The paratroop brigade thought the world of him.  His friends described him as “gay, outgoing, generous and energetic.”

On February 22, 1972, Fr. Gerard Weston, chaplain with the Paratroop Regiment in Belfast, died along with six civilians when the Irish Republican Army detonated a car bomb at Aldershot, a town southwest of London.  It was the first major act of war against the British Army on English soil.

The young priest had been ordained by Archbishop Heenan in 1960, and spent his first years of priesthood as curate at St. Benedict’s Church in Hindley, Wigan, where he founded a very successful youth club.

After six years as a parish priest, he joined the British Army as an army chaplain. He served in Germany, the Persian Gulf, Kenya and Northern Ireland.

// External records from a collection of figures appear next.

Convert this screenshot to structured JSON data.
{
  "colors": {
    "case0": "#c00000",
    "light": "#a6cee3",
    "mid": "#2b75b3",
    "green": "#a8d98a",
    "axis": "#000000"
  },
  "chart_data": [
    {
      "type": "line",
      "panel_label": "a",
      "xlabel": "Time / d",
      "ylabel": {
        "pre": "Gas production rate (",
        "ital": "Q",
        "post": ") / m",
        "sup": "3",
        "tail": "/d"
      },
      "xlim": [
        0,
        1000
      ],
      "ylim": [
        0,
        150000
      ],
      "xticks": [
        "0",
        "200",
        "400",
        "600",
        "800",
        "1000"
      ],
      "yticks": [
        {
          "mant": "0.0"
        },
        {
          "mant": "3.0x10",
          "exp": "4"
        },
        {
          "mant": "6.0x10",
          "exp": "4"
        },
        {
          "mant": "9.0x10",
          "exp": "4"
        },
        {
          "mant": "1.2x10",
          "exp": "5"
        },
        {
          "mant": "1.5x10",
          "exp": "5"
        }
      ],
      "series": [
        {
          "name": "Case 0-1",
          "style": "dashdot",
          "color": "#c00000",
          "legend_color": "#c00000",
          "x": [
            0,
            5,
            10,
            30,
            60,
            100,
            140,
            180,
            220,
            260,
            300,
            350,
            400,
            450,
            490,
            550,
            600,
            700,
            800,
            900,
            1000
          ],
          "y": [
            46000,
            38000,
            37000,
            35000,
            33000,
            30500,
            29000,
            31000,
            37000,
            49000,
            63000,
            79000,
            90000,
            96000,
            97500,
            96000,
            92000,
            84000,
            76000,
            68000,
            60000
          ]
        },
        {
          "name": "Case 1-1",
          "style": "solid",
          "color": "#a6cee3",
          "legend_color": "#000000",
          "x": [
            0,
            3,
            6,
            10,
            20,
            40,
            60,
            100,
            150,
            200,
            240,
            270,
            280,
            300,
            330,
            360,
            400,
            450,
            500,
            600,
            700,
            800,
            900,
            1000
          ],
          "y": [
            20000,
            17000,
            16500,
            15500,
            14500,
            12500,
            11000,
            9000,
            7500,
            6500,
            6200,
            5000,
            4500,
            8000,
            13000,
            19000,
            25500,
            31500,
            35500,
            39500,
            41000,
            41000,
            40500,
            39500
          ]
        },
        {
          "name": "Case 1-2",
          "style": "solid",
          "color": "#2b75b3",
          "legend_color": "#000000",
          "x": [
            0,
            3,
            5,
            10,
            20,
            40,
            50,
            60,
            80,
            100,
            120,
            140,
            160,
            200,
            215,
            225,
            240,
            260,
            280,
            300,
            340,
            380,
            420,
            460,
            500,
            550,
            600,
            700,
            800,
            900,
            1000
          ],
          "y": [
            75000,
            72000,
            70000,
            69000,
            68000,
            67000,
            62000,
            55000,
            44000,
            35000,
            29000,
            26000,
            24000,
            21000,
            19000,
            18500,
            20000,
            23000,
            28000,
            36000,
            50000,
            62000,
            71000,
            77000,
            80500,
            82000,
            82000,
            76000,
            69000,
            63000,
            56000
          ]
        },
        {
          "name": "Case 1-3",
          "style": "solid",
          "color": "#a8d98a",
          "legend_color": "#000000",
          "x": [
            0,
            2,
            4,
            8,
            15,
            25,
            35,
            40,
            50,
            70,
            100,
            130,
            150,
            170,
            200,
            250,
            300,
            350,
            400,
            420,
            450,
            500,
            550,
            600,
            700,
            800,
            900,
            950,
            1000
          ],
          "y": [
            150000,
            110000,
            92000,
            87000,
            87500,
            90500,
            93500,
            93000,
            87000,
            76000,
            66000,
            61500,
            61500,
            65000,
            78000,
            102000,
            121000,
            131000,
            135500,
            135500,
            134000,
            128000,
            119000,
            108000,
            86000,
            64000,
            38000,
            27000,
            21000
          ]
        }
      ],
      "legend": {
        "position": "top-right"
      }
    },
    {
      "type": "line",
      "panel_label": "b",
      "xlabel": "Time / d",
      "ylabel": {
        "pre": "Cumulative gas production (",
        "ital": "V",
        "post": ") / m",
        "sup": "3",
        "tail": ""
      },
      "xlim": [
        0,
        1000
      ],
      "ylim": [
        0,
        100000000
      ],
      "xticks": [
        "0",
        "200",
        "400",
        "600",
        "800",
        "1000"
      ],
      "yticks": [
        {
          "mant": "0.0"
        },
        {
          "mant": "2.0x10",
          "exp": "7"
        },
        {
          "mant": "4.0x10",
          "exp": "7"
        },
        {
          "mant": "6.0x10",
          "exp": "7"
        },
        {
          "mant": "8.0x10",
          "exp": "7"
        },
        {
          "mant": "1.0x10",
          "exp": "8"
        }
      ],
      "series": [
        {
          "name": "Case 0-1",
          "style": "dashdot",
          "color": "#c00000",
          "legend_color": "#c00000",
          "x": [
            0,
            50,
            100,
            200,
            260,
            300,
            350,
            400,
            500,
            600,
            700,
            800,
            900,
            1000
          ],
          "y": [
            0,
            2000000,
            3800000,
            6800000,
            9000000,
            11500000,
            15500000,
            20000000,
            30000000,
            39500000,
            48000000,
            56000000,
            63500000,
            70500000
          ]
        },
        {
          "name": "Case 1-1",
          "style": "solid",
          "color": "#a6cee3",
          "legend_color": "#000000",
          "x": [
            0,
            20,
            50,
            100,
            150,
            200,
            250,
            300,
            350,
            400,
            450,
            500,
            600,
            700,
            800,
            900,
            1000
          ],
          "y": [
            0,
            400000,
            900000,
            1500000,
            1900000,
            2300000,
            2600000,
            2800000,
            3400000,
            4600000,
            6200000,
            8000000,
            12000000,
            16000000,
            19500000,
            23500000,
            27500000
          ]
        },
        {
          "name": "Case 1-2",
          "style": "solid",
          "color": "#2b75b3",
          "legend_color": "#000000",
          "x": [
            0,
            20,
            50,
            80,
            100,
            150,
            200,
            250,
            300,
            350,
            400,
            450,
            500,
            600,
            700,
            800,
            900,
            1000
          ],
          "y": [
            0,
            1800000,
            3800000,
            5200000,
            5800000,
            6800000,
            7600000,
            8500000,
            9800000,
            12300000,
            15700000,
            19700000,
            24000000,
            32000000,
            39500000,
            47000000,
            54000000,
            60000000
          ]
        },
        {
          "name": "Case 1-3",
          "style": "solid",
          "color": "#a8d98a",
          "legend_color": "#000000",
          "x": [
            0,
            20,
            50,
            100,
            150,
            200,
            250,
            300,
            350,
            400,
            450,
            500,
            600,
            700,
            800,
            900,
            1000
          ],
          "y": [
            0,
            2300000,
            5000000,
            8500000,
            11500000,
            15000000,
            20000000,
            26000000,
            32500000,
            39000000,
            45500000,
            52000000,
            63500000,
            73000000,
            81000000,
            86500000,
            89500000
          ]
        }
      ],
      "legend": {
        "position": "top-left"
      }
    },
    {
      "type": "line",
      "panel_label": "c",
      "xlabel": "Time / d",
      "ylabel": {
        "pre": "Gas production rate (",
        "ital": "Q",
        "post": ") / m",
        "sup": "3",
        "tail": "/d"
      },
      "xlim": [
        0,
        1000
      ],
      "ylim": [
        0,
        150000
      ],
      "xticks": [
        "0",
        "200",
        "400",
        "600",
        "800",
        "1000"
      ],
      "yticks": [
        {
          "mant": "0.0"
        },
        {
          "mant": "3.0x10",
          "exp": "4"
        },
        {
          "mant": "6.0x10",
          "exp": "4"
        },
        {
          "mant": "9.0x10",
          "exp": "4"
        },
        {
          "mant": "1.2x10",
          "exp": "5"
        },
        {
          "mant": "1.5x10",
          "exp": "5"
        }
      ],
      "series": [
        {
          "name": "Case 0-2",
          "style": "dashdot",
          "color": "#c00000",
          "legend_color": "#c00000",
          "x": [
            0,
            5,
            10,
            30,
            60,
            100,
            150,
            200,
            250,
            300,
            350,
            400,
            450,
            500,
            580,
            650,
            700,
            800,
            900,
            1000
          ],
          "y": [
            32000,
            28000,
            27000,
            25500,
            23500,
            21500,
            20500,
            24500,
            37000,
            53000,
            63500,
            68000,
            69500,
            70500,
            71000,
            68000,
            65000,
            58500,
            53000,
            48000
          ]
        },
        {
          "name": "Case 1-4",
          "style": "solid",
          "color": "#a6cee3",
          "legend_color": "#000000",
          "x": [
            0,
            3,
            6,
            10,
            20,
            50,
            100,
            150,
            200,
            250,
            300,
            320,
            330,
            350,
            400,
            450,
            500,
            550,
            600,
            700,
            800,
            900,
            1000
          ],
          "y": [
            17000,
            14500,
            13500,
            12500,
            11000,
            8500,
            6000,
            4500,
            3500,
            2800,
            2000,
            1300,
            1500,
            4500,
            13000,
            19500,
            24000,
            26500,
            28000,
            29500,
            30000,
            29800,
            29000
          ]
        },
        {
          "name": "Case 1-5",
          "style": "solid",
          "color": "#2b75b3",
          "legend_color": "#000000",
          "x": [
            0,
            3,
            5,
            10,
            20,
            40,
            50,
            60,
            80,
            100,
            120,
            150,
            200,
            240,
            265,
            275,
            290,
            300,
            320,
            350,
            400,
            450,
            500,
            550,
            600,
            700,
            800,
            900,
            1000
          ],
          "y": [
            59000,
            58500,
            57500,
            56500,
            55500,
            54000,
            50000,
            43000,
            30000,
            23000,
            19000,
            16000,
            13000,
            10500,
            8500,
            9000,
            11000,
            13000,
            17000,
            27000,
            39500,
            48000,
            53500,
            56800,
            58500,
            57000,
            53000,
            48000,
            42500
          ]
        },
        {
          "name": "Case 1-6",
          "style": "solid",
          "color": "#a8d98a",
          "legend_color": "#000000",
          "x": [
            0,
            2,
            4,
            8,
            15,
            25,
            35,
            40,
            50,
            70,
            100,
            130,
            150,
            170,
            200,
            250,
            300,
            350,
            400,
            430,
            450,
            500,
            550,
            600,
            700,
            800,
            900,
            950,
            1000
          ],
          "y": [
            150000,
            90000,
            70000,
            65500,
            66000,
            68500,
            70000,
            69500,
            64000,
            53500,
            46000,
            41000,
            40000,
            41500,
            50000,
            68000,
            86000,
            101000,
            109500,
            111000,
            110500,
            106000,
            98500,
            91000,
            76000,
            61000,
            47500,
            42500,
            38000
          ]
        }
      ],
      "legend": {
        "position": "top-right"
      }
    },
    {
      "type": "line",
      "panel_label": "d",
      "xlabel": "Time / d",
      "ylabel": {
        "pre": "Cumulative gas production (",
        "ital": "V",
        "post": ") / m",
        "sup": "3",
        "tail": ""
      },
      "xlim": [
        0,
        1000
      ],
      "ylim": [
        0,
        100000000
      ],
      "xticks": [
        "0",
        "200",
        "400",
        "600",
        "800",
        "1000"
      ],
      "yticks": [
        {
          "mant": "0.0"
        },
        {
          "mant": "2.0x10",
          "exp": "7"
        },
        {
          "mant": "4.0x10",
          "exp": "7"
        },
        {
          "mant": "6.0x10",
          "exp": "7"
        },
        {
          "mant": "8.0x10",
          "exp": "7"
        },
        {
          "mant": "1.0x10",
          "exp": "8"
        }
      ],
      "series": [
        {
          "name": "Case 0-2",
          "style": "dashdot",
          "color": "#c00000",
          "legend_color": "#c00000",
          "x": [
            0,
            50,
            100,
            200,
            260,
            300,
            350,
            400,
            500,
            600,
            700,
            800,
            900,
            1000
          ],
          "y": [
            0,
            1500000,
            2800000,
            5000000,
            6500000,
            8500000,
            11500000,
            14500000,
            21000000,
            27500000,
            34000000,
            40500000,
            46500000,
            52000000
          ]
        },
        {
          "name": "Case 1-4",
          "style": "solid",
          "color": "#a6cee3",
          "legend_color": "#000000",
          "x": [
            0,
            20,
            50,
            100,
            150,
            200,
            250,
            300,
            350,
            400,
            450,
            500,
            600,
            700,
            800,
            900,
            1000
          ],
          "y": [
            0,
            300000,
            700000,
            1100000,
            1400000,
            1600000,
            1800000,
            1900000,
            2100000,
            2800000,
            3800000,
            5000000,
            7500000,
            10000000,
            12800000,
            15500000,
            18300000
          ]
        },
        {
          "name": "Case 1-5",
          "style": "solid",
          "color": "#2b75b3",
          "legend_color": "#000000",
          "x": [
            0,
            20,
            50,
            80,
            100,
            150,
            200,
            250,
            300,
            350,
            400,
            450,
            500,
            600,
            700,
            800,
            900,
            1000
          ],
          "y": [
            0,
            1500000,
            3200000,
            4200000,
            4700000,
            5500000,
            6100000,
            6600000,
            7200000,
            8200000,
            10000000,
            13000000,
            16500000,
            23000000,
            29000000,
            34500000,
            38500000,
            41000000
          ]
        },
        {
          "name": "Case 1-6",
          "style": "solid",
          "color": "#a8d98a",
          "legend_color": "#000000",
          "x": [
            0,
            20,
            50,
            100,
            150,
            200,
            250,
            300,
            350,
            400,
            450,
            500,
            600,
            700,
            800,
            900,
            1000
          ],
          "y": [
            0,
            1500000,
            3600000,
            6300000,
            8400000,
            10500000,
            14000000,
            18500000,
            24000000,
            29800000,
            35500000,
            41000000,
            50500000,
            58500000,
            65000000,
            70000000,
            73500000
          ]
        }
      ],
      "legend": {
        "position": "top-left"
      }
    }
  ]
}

During the height of the Troubles, Father Gerry frequently went alone to the dangerous areas of Ballymurphy and Turf Lodge in Belfast, talking with local people in an effort to reduce tension. He was in great personal danger, especially when a rumor began circulating that a British soldier was operating in the area, disguised as a Roman Catholic priest. For his own safety, his commanding officer eventually ordered his withdrawal from Northern Ireland.

On February 15, 1972, he was awarded the MBE (the Most Excellent Order of the British Empire) for bravery.

Only seven days later, Father Weston drove his car to the the Officers’ Mess of the 16th Parachute Brigade in Aldershot. As he was exiting his vehicle, a huge bomb exploded—instantly killing him along with six civilians. The IRA claimed responsibility, in retaliation for the deaths of 26 civil rights protesters and bystanders in the Bogside area of Derry, in Northern Ireland, just three weeks earlier in what was called the “Bloody Sunday” attack. Public revulsion for the attack was in part responsible for the IRA’s ordering a ceasefire three months later.

Father Gerry’s last words to his parish priest at Great Crosby, Fr. Francis Danher, explaining his planned return to Northern Ireland, were, “I am only doing God’s will.”

He is buried in the churchyard at Sts. Peter and Paul Church in Crosby.